29 Ekim Cumhuriyet Bayramı. 102 yıl önce bu ülkenin kuruluşu ve rejimi dünyaya ilan edildi. Türkiye Cumhuriyeti doğdu. Ne mutlu bize ki; modern, çağının en ileri ülkeleri arasında yerini alan bir devletimiz oldu. Kuranlara, uğrunda can verenlere minnet ve saygılarımızı tekrar ediyoruz. Ne mutlu bize.

1. Dünya Savaşı’na giren Osmanlı Devleti, savaşta her cephede başarılı olamadı. Düşman, Osmanlı’nın mirasını paylaşmak, onu yok etmek için elinden geleni yaptı. Türk milletinin cesareti, vatanseverliği, inancı galip geldi; genç bir cumhuriyet kurmayı başardı.

Savaş sırasında Atatürk’ün, İsmet İnönü’ye yazdığı mektupta belirttiği gibi; “Para yok, malzeme yok, insan gücü eksilmiş, borç ve bulaşıcı hastalıklar içinden çıkılamayacak kadar çoktu.”
3 milyon insan trahom hastalığı ile uğraşıyor, Karadeniz’in üçte biri sıtmalı, tifüs, verem, frengi salgın hâlindeydi. Bebek ölümleri %60 civarındaydı.
Sığır vebası hayvanlarımızı öldürüyordu. Nüfusun %80’i kırsal kesimde yaşıyordu. Elektrik sadece İstanbul’da ve İzmir’in bazı semtlerinde vardı. Çok yoksulduk.

2 Mayıs 1920’de 3 Nolu Kanun’la 11 Bakanlık yanında Sıhhiye ve Muavenet-i İçtimaiyye Vekâleti kuruldu (ilk Sağlık Bakanlığı). Osmanlı’da Sağlık Bakanlığı yoktu.
Dr. Adnan Adıvar, Ankara’da bir odada ilk Sağlık Bakanı olarak çalışmaya başladı. Daha sonra Hamamönü’nde bir Ankara evine taşındı bakanlık.
Hıfzıssıhha Dairesi, Sicil Dairesi, Muhasebe ve Evrak Kalemleri kuruldu. Taşrada Sağlık Müdürlükleri, Hükümet Tabiplikleri, Belediye ve Karantina Tabiplikleri kuruldu. Sıhhiye memurları alındı. Kurtuluş Savaşı sürüyor, göçmen sorunları, öksüz çocuklar ve salgın hastalıklarla mücadele devam ediyordu.

Dr. Refik Saydam, 15 yıl Sağlık Bakanlığı yaptı. Hekim yetiştirdiler, sağlık memuru yetiştirdiler, ebe yetiştirdiler.
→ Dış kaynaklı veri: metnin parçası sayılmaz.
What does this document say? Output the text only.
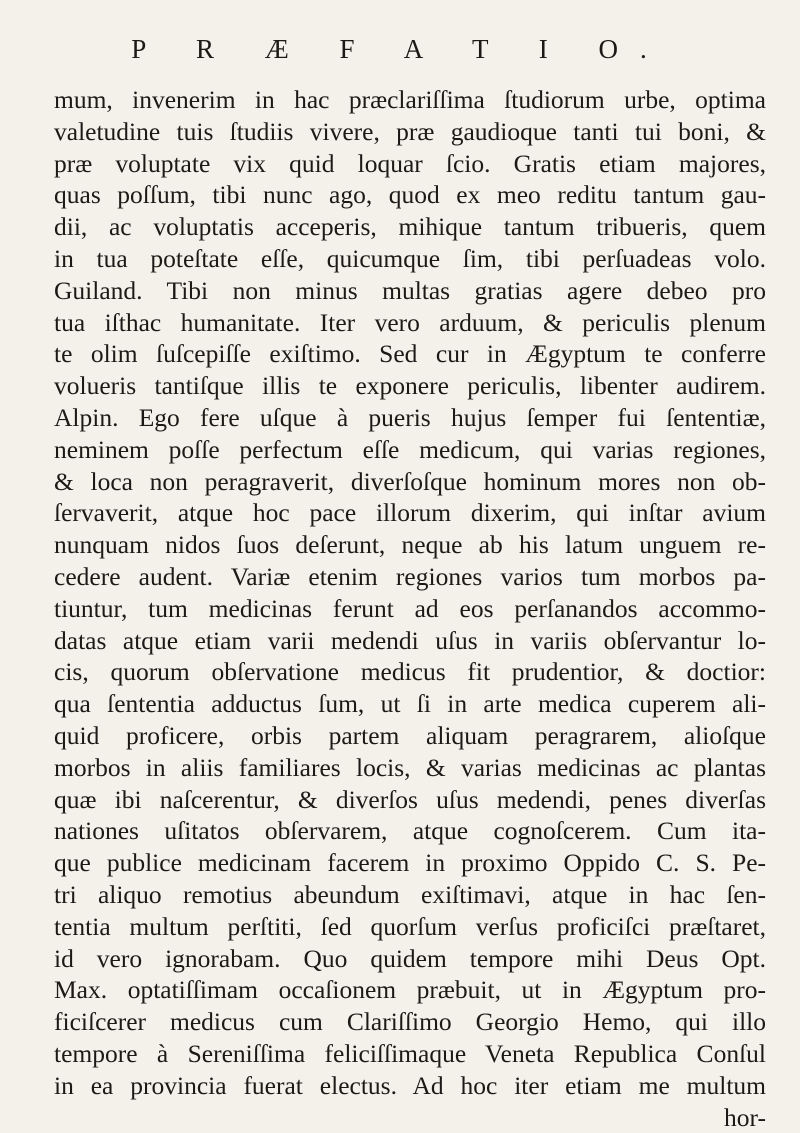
P R Æ F A T I O.
mum, invenerim in hac præclariſſima ſtudiorum urbe, optima
valetudine tuis ſtudiis vivere, præ gaudioque tanti tui boni, &
præ voluptate vix quid loquar ſcio. Gratis etiam majores,
quas poſſum, tibi nunc ago, quod ex meo reditu tantum gau-
dii, ac voluptatis acceperis, mihique tantum tribueris, quem
in tua poteſtate eſſe, quicumque ſim, tibi perſuadeas volo.
Guiland. Tibi non minus multas gratias agere debeo pro
tua iſthac humanitate. Iter vero arduum, & periculis plenum
te olim ſuſcepiſſe exiſtimo. Sed cur in Ægyptum te conferre
volueris tantiſque illis te exponere periculis, libenter audirem.
Alpin. Ego fere uſque à pueris hujus ſemper fui ſententiæ,
neminem poſſe perfectum eſſe medicum, qui varias regiones,
& loca non peragraverit, diverſoſque hominum mores non ob-
ſervaverit, atque hoc pace illorum dixerim, qui inſtar avium
nunquam nidos ſuos deſerunt, neque ab his latum unguem re-
cedere audent. Variæ etenim regiones varios tum morbos pa-
tiuntur, tum medicinas ferunt ad eos perſanandos accommo-
datas atque etiam varii medendi uſus in variis obſervantur lo-
cis, quorum obſervatione medicus fit prudentior, & doctior:
qua ſententia adductus ſum, ut ſi in arte medica cuperem ali-
quid proficere, orbis partem aliquam peragrarem, alioſque
morbos in aliis familiares locis, & varias medicinas ac plantas
quæ ibi naſcerentur, & diverſos uſus medendi, penes diverſas
nationes uſitatos obſervarem, atque cognoſcerem. Cum ita-
que publice medicinam facerem in proximo Oppido C. S. Pe-
tri aliquo remotius abeundum exiſtimavi, atque in hac ſen-
tentia multum perſtiti, ſed quorſum verſus proficiſci præſtaret,
id vero ignorabam. Quo quidem tempore mihi Deus Opt.
Max. optatiſſimam occaſionem præbuit, ut in Ægyptum pro-
ficiſcerer medicus cum Clariſſimo Georgio Hemo, qui illo
tempore à Sereniſſima feliciſſimaque Veneta Republica Conſul
in ea provincia fuerat electus. Ad hoc iter etiam me multum
hor-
Sıtma Savaş Teşkilatı kurdular ve köylere, ülkenin en ücra köşelerine gidip sıtmalıları bulup tedavi ettiler. Verem Savaş örgütleriyle verem mücadelesi yaptılar. Trahom o kadar çoktu ki, Güneydoğu Anadolu Bölgesi’nde trahom savaş memurları kapı kapı gezerek trahom tedavisi yaptılar. Frengi ve kuduz ile mücadele edildi.

Bugünlere bu kahraman idareci ve sağlık personeli ile geldik. Hepsine minnet ve şükran borcumuz var. Bugün dünyada ilk yüz naklini yapan hekimimiz varsa, birçok hastalığa ismini veren hekimlerimiz varsa — Dr. Hulusi Behçet gibi, kan kanserinde Dr. Muzaffer Aksoy, mezotelyoma (akciğer kanserinde) Dr. İzzettin Barış, Nobel ödüllü Dr. Aziz Sancar — Cumhuriyet’in imkânlarıyla yetiştiler, dünya çapında tıbba hizmetler verdiler.

Sıtma hastalığı yok edildi. Verem savaşı başarıyla sonuçlandı, trahom yok edildi, frengi mücadelesi başarıldı. Frengi hastalığı artık yok, çiçek hastalığı artık görülmüyor. Çocuk felci tarihe karıştı. Bu büyük başarıyı, hiç yoktan başarılı bir örgüt, bu sağlık sistemi, Türkiye Cumhuriyeti ve hekimleri başarmıştır. Bu başarı, imkânları kısıtlı ama yüreği zengin bir ulusun Cumhuriyet yönetimiyle dünya çapındaki başarısıdır.

Daha nice başarılar dileyerek Cumhuriyet Bayramınızı kutluyorum. Başarımız büyüktür, bununla gurur duyuyoruz… Yedi düvele duyuruyorum.